Don't devalue your voice
A little more than a year ago, about 50 people crowded into Fostoria City Hall to discuss the future of their post office with representatives of the United States Postal Service.
According to many of the attendees, the meeting did not go well. Some said the meeting was useless and the post office would be closed regardless of what they said.
A lot has happened since then.
First, there was a moratorium on post office closings until May.
Then, legislation was passed to keep the offices from closing altogether, albeit at much-reduced hours.
The story may not be completely finished, but for now it looks like the Fostoria Post Office, and thousands like it, are safe.
Because people stood up for them. Residents and their representatives showed that a post office is not just a post office, but a large piece of a community's identity.
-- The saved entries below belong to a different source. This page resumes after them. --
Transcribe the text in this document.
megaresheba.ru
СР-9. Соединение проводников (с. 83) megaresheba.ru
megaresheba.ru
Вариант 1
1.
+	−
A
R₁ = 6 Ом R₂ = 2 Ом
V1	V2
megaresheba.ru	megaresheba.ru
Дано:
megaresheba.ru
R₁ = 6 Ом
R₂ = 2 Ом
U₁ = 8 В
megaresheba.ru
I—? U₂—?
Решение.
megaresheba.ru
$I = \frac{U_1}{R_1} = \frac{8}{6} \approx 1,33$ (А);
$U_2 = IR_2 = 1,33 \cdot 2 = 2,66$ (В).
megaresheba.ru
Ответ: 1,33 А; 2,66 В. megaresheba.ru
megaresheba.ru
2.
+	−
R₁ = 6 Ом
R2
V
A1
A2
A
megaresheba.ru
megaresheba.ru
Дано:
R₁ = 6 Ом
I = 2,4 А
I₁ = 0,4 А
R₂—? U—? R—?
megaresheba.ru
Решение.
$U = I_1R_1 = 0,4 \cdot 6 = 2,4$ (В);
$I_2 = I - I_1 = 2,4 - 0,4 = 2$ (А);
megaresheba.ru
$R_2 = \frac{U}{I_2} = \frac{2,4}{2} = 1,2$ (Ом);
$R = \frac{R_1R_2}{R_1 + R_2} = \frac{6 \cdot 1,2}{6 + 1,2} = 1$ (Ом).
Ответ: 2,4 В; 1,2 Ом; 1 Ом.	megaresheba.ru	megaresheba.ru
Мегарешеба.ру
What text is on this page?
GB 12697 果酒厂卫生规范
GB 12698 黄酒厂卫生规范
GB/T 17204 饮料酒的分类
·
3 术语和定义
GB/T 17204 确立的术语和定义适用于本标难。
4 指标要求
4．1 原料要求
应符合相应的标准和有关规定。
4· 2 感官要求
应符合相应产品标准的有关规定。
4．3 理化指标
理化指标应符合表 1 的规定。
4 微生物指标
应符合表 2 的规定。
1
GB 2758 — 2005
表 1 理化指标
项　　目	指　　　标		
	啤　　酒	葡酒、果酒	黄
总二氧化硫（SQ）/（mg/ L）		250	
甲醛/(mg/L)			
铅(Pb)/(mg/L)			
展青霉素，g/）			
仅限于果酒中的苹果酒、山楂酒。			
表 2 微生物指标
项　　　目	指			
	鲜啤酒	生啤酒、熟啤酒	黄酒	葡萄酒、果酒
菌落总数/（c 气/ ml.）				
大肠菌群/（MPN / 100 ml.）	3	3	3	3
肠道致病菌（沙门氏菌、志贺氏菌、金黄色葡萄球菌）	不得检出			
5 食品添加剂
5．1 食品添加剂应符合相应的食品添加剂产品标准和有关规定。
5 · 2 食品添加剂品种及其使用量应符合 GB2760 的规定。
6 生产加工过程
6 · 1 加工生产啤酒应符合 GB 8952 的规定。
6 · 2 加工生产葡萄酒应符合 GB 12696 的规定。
People who thought their voice wouldn't matter were wrong.
I may be a helplessly optimistic person who tries to give people the benefit of the doubt, but I think what happened with the post offices is not that rare.
Remember the U.S. Department of Labor's recommendation about child labor on farms? It went away, too, because people spoke up.
Those are just two recent examples with local implications.
The moral of these stories is to speak up. It might take a little more effort than complaining, but usually has better results.
We live in a democracy and we might as well act like it.
If the issue is political, get in the ear of your representatives, and vote them out if they don't respond.
If not, find a way to volunteer your time, effort and maybe even money to make a difference.
Bad changes can be avoided and good changes are best implemented when people realize the value of their voices and put them to good use.